Sri Lanka’s John Keells Group Chairman Susantha Ratnayake said in a statement to shareholders last week that while Maldivian resorts had higher occupancies, Sri Lanka was weakening. He had also insisted that the destination has been adversely impacted by a “disappointing summer” that could only be countered by a “focused, Sri Lanka centric, destination marketing strategy to attract the relevant visitor segments in ensuring year-round occupancies and yields which justify continued investment in this industry”.
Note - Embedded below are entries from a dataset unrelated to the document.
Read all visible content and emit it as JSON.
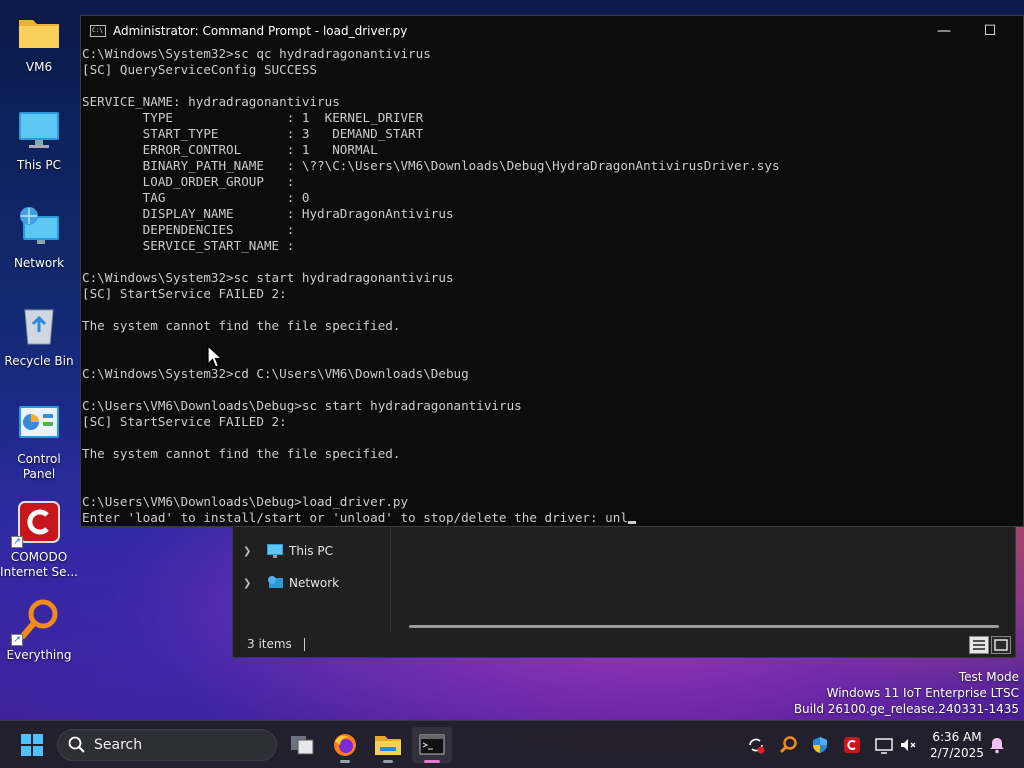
{
  "desktop_icons": [
    {
      "label": "VM6",
      "icon": "folder-icon"
    },
    {
      "label": "This PC",
      "icon": "monitor-icon"
    },
    {
      "label": "Network",
      "icon": "network-icon"
    },
    {
      "label": "Recycle Bin",
      "icon": "recycle-bin-icon"
    },
    {
      "label": "Control Panel",
      "icon": "control-panel-icon"
    },
    {
      "label": "COMODO Internet Se...",
      "icon": "comodo-icon"
    },
    {
      "label": "Everything",
      "icon": "everything-search-icon"
    }
  ],
  "cmd": {
    "title": "Administrator: Command Prompt - load_driver.py",
    "lines": [
      "C:\\Windows\\System32>sc qc hydradragonantivirus",
      "[SC] QueryServiceConfig SUCCESS",
      "",
      "SERVICE_NAME: hydradragonantivirus",
      "        TYPE               : 1  KERNEL_DRIVER",
      "        START_TYPE         : 3   DEMAND_START",
      "        ERROR_CONTROL      : 1   NORMAL",
      "        BINARY_PATH_NAME   : \\??\\C:\\Users\\VM6\\Downloads\\Debug\\HydraDragonAntivirusDriver.sys",
      "        LOAD_ORDER_GROUP   :",
      "        TAG                : 0",
      "        DISPLAY_NAME       : HydraDragonAntivirus",
      "        DEPENDENCIES       :",
      "        SERVICE_START_NAME :",
      "",
      "C:\\Windows\\System32>sc start hydradragonantivirus",
      "[SC] StartService FAILED 2:",
      "",
      "The system cannot find the file specified.",
      "",
      "",
      "C:\\Windows\\System32>cd C:\\Users\\VM6\\Downloads\\Debug",
      "",
      "C:\\Users\\VM6\\Downloads\\Debug>sc start hydradragonantivirus",
      "[SC] StartService FAILED 2:",
      "",
      "The system cannot find the file specified.",
      "",
      "",
      "C:\\Users\\VM6\\Downloads\\Debug>load_driver.py"
    ],
    "prompt_line": "Enter 'load' to install/start or 'unload' to stop/delete the driver: ",
    "input_value": "unl",
    "controls": {
      "minimize": "—",
      "maximize": "☐"
    }
  },
  "explorer": {
    "nav_items": [
      {
        "label": "This PC",
        "icon": "monitor-icon"
      },
      {
        "label": "Network",
        "icon": "network-icon"
      }
    ],
    "status": "3 items"
  },
  "watermark": {
    "line1": "Test Mode",
    "line2": "Windows 11 IoT Enterprise LTSC",
    "line3": "Build 26100.ge_release.240331-1435"
  },
  "taskbar": {
    "search_placeholder": "Search",
    "pinned": [
      "start-icon",
      "task-view-icon",
      "firefox-icon",
      "file-explorer-icon",
      "terminal-icon"
    ],
    "tray": [
      "sync-icon",
      "everything-search-icon",
      "security-shield-icon",
      "comodo-icon",
      "display-icon",
      "mute-icon"
    ],
    "time": "6:36 AM",
    "date": "2/7/2025"
  },
  "colors": {
    "console_bg": "#0c0c0c",
    "console_fg": "#cccccc",
    "accent_pink": "#e27ad0"
  }
}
Harry Jayewardene, Chairman of Aitken Spence, which also has operations in the Maldives, echoed these sentiments this week insisting that in the present global context of turbulence and uncertainty, “we see a clear opportunity for Sri Lanka to position itself strongly as a preferred destination for high-value travellers”.
He stressed that a robust private sector-led destination promotion strategy that underscores the country’s unique set of diverse attractions would help Sri Lanka’s brand positioning internationally.
Sri Lanka’s tourist businesses are charged a ‘cess’ by the State tourism agency, and the industry has been calling for a well-funded destination program since the end of the war. Industry heavyweights even made the suggestion to Treasury Secretary Dr. P.B. Jayasundera ahead of the 2013 Budget, but received no positive response. This ‘wait-and-see’ policy has raised fears that Sri Lanka could lose ground to more competitive emerging destinations such as Cambodia, Laos, and Myanmar.
Authorities have generally said that with a strong influx of tourists, a large marketing program was not needed at that time, especially since Sri Lanka did not yet have enough rooms. Instead, tourism promotion has relied on internet campaigns and promotions targeted as specific markets, which cost less money. Tourism authorities have been focusing on expanding infrastructure as the target of 2.5 million tourists by 2016 required more resources and many felt that the natural publicity generated by the end of the war would be sufficient to keep numbers afloat.
Mentions by Lonely Planet and the New York Times aside, the island has struggled to remain in the media for positive reasons. The lack of a destination marketing campaign could also mean that Sri Lanka will continue to lag behind in the race for high-end clients. This would mean that the returns on tourism, on which the Government has high hopes, would take longer to materialise – or may not materialise at all.
The Central Bank has kept an optimistic US$ 2 billion target in Foreign Direct Investment for 2012, with half expected to come from tourism. Yet the growth and sustainability of such numbers is largely dependent on the vibrancy and continuity of arrivals. Earnings of local players also leaves limited funding for large-scale marketing programs, resulting in sporadic or limited exposure. A comprehensive destination marketing project would assist all players in the industry – from the small to the great.
Great expectations can only bear fruit with great commitment. This means that both the private and public sector need to work together so that the industry achieves its full potential.